Van de oorspronkelijke kerkgebouwen weten we zo goed als niets. Uit de overblijfselen van een vroegere stenen kerk bleven vier zuilen bewaard, namelijk de achterste vier van de huidige kerk. Ze zijn gebouwd uit vrij kleine blokken, waarschijnlijk daterend uit het begin van de 14de eeuw.
De volgende uitbreiding dateert uit de tijd van de bouw van de nieuwe toren. De merkelijk grotere blokken natuursteen van de volgende vier pilaren verwijzen naar deze periode, aan het begin van de 16de eeuw. Al wat verder reikt, met name de dwarsbeuken en het koor, behoren tot de verbouwing van 1852. Nu is het torenmuseum ondergebracht in de toren van de Sint-Pieter en Pauwelkerk.
In de 15de eeuw diende dit belfort bij onrust als een prima schuilplaats voor de omwonende burgers.
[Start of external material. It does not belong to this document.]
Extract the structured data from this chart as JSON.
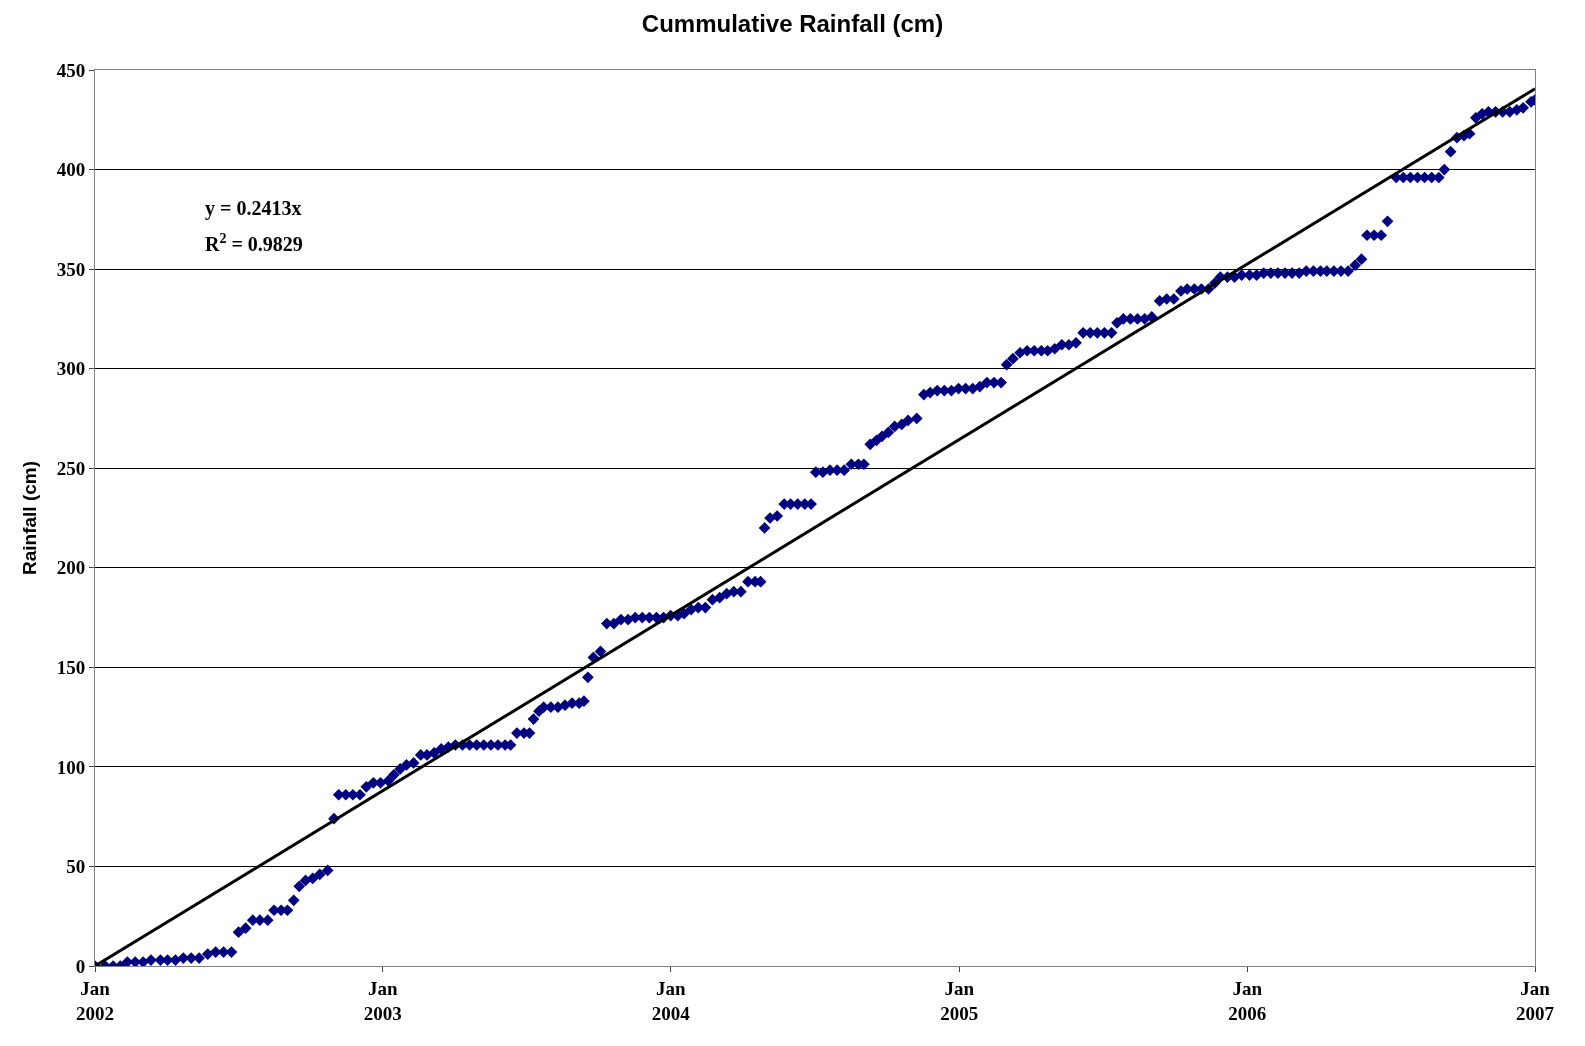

De huidige toren meet 55 m hoog. En het museum dat er is ondergebracht bestaat uit vijf verdiepingen. Alle geëxposeerde voorwerpen en documenten hebben betrekking op de toren, kerk en beiaard. De huidige beiaard, gegoten in 1951 en uitgebreid in 1967, telt 49 klokken met een totaal gewicht van maar liefst 16 504 kg. Rond de beiaard is er een loopbrug. Hier kan je genieten van een uniek panorama. Onder het 18de eeuwse dakgebinte wordt de geschiedenis van de toren geïllustreerd.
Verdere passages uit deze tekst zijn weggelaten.